Em nota emitida nesta segunda-feira (10), a Polícia Federal afirmou que acompanha com preocupação as alterações produzidas pelo relatório sobre o Projeto de Lei Antifacção, atualmente em debate no Congresso Nacional.
Segundo a PF, a proposta original, encaminhada pelo Governo “tem como objetivo endurecer o combate ao crime e fortalecer as instituições responsáveis pelo enfrentamento às organizações criminosas. Entretanto, o texto em discussão no Parlamento ameaça esse propósito ao introduzir modificações estruturais que comprometem o interesse público”.
A preocupação é sobre restrições à atuação da PF no combate ao crime. “Pelo relatório apresentado, o papel institucional histórico da Polícia Federal no combate ao crime — especialmente contra criminosos poderosos e organizações de grande alcance — poderá sofrer restrições significativas. A execução de operações pela Polícia Federal dependeria de solicitação do governo estadual da região investigada, o que constitui um risco real de enfraquecimento no combate ao crime organizado”, disse a PF em nota.

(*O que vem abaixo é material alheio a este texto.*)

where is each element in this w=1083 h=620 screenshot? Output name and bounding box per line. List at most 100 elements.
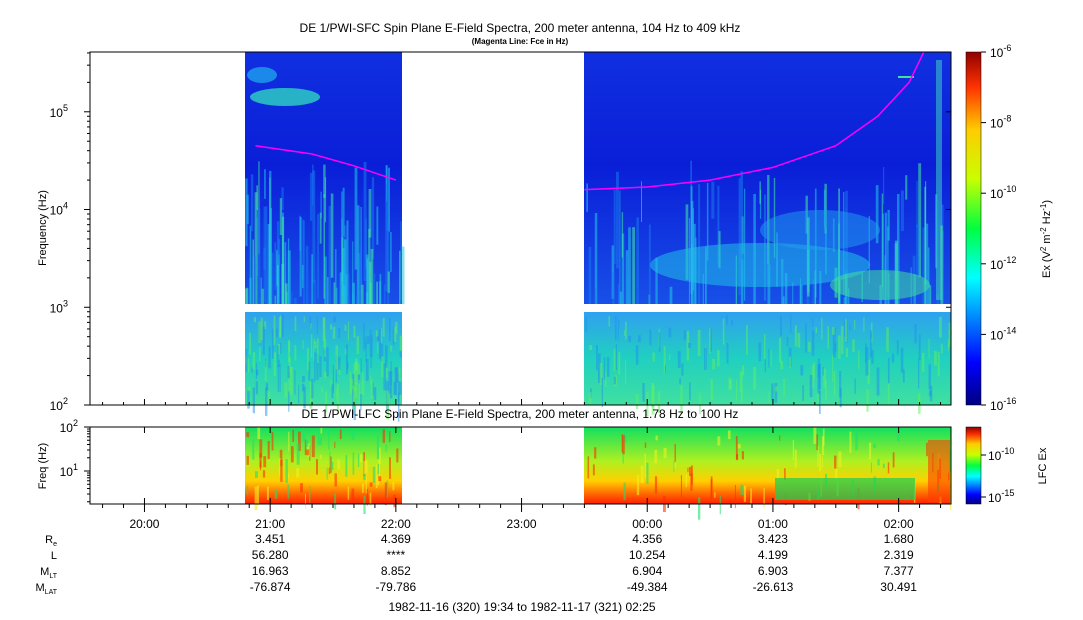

A proposta do deputado e secretário de Segurança Pública de São Paulo licenciado, Guilherme Derrite, altera o texto original do governo Lula, que criou uma nova figura penal para as facções criminosas, e passa a enquadrar parte dessas condutas dentro da Lei Antiterrorismo.
“Do jeito que está, vamos votar contra”, diz líder do PT na Câmara sobre PL antifacção
O líder do PT na Câmara dos Deputados, Lindbergh Farias, afirmou que o PL Antifacção que hoje está nas mãos de Guilherme Derrite não agrada ao partido. De acordo com Lindbergh, o texto “é uma nova pec da blindagem” e tira força da Polícia Federal.
Com todos esses pontos apresentados pelo líder do PT na Câmara, Lindbergh Farias disse: “Do jeito que está, vamos votar contra”, sobre o PL.